Bugün Borsa İstanbul'a hâkim güç bankalar gibi yerli finans odakları değil; oynak, denetimsiz uluslar arası fonlardır. Yerel faiz hadlerini ve döviz fiyatlarını etkileyen hattâ belirleyen esas güç bu odakların kontrolündedir.

Kısa vadenin bedeli

Şimdi, Türkiye finans ortamı bu "esaslara" göre şekillenir, kurumlaşır; işleyiş mekanizmaları buna göre çalışırken, Gezi Parkı gibi olayların borsa-faiz-döviz üçlüsü üstündeki olumsuz etkilerini faiz lobisi soyutluğunda analiz etmek mümkün mü? Gezi Parkı eylemlerinin, yönetimin gereksiz ve sert müdahalesiyle geliştiği, Borsa İstanbul endeksine yansıyan tepki hareketinin buradan tetiklendiği bir gerçek.

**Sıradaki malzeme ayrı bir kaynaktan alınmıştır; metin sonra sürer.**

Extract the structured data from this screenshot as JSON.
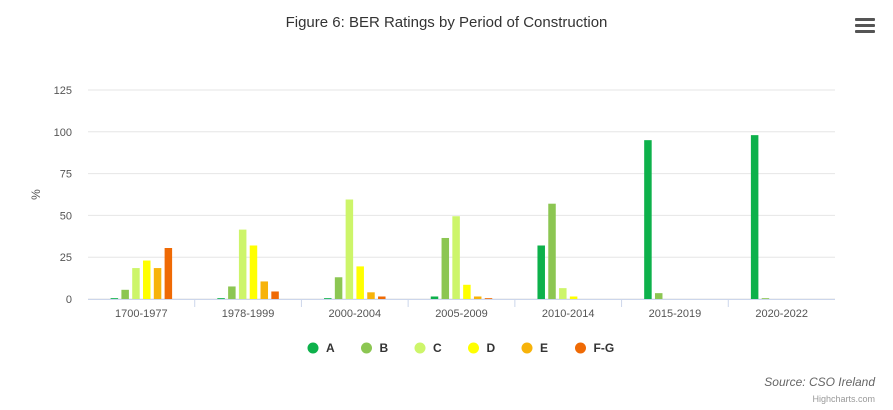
{
  "chart_data": {
    "type": "bar",
    "title": "Figure 6: BER Ratings by Period of Construction",
    "ylabel": "%",
    "ylim": [
      0,
      125
    ],
    "yticks": [
      "0",
      "25",
      "50",
      "75",
      "100",
      "125"
    ],
    "categories": [
      "1700-1977",
      "1978-1999",
      "2000-2004",
      "2005-2009",
      "2010-2014",
      "2015-2019",
      "2020-2022"
    ],
    "series": [
      {
        "name": "A",
        "color": "#0db14b",
        "values": [
          0.5,
          0.5,
          0.5,
          1.5,
          32,
          95,
          98
        ]
      },
      {
        "name": "B",
        "color": "#8cc652",
        "values": [
          5.5,
          7.5,
          13,
          36.5,
          57,
          3.5,
          0.5
        ]
      },
      {
        "name": "C",
        "color": "#cdf56a",
        "values": [
          18.5,
          41.5,
          59.5,
          49.5,
          6.5,
          0,
          0
        ]
      },
      {
        "name": "D",
        "color": "#ffff00",
        "values": [
          23,
          32,
          19.5,
          8.5,
          1.5,
          0,
          0
        ]
      },
      {
        "name": "E",
        "color": "#f7b30a",
        "values": [
          18.5,
          10.5,
          4,
          1.5,
          0,
          0,
          0
        ]
      },
      {
        "name": "F-G",
        "color": "#ef6a05",
        "values": [
          30.5,
          4.5,
          1.5,
          0.5,
          0,
          0,
          0
        ]
      }
    ],
    "grid": true,
    "legend": "bottom-center"
  },
  "source": "Source: CSO Ireland",
  "credits": "Highcharts.com",
  "menu_icon": "hamburger-menu-icon"
}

Tamam. Ama, borsadan hızla çıkarak endeksi tepetakla edenlerin, küresel piyasalar arasında "nispi yüksek faiz kararlılığıyla" ün salmış Türkiye piyasasına kısa vadeyle giren yabancı fonlar, yatırımcılar olduğu asla unutulmamalı. Yerel bankalar veya sistem olsa olsa bu hareketin "bağımlı unsuru"dur.

Son nokta: Türkiye ekonomisi "politik tercih" olarak "hayatını" dış kaynaklı kısa vadeli sermaye hareketlerine borçludur. Bu yapının temeli "borsa-faiz-döviz sacayağı"dır. Kısa vadeli sermaye bu sacayağının "nispi yüksek faizine" gelmektedir. "Faiz lobisi" bu sistemin ta kendisidir!